Dude across the street has a black oak in his front yard, alot of deadwood, rotted heartwood on the spar, infested with roaches, yada yada yada. Apparently he is somehow related to my dad, so I cut him a real nice deal. It took longer to get the gear ouf the pickup and strap on the spurs than it took to make the cuts up top.

Dropped the top out of it, dropped the spar, bucked out the spar and limbed up the tops. He is gonna handle the cleanup. Easy as pie.

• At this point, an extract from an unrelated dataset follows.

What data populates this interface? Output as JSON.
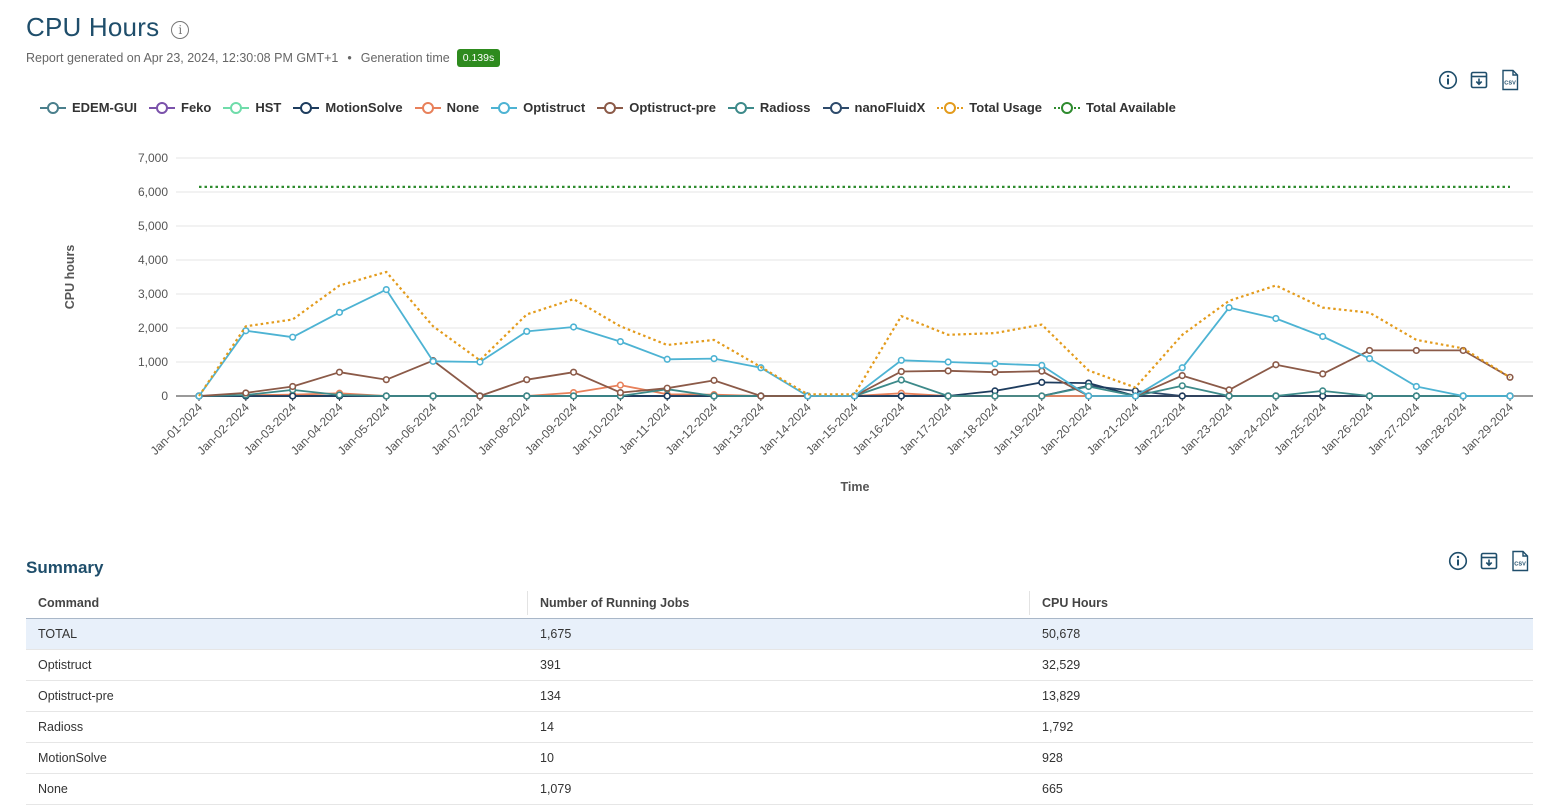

AND I got my little little sister to tag along and learn a thing or two about treework. That makes two little sisters trained up as groundies now.


----------



## BlackenedTimber (Nov 16, 2009)




----------



## Blakesmaster (Nov 16, 2009)

You really like those vests, don't ya, BT?


----------



## BlackenedTimber (Nov 16, 2009)

Ya know Blakes, I guess it is a holdover from the power industry... the safety regulations required around high voltage live power is crazy, and after living in one of those vests for 360 days a year for the past 3 years, I guess I just feel at home in one... Plus I think it makes me look dead-sexy.


----------



## cableguy256 (Nov 19, 2009)

BlackenedTimber said:


> Ya know Blakes, I guess it is a holdover from the power industry... the safety regulations required around high voltage live power is crazy, and after living in one of those vests for 360 days a year for the past 3 years, I guess I just feel at home in one... *Plus I think it makes me look dead-sexy.*



That's what I try to think when I have to wear mine at work....... then I see a picture of myself in it or look in the mirror and realize I'm sadly mistaken... lol


----------



## Mikecutstrees (Nov 21, 2009)

No wonder you got it done so fast! 2 SAWS AT ONCE! Nice Job!.... Mike


----------



## logging22 (Nov 21, 2009)

They are brass. Solid brass.


----------



## matt9923 (Nov 21, 2009)

Great pictures and work. Thanks for sharing!


----------



## BlackenedTimber (Nov 21, 2009)

Thanks Fellas


----------



## arborworks1 (Nov 22, 2009)

Was there not enough room to dump the tree toward the street and cut it out of the street?


----------



## BlackenedTimber (Nov 22, 2009)

The tree was significantly weighted away from the street, toward the house. It may be difficult to see in the first pic, but there were two big leaders on the back side of the tree toward the house.

I could have wedged it and laid it down in the road, but for me, it seemed just as easy to spend 10 minutes in the air.


----------



## a_lopa (Nov 23, 2009)

Let the top down!


----------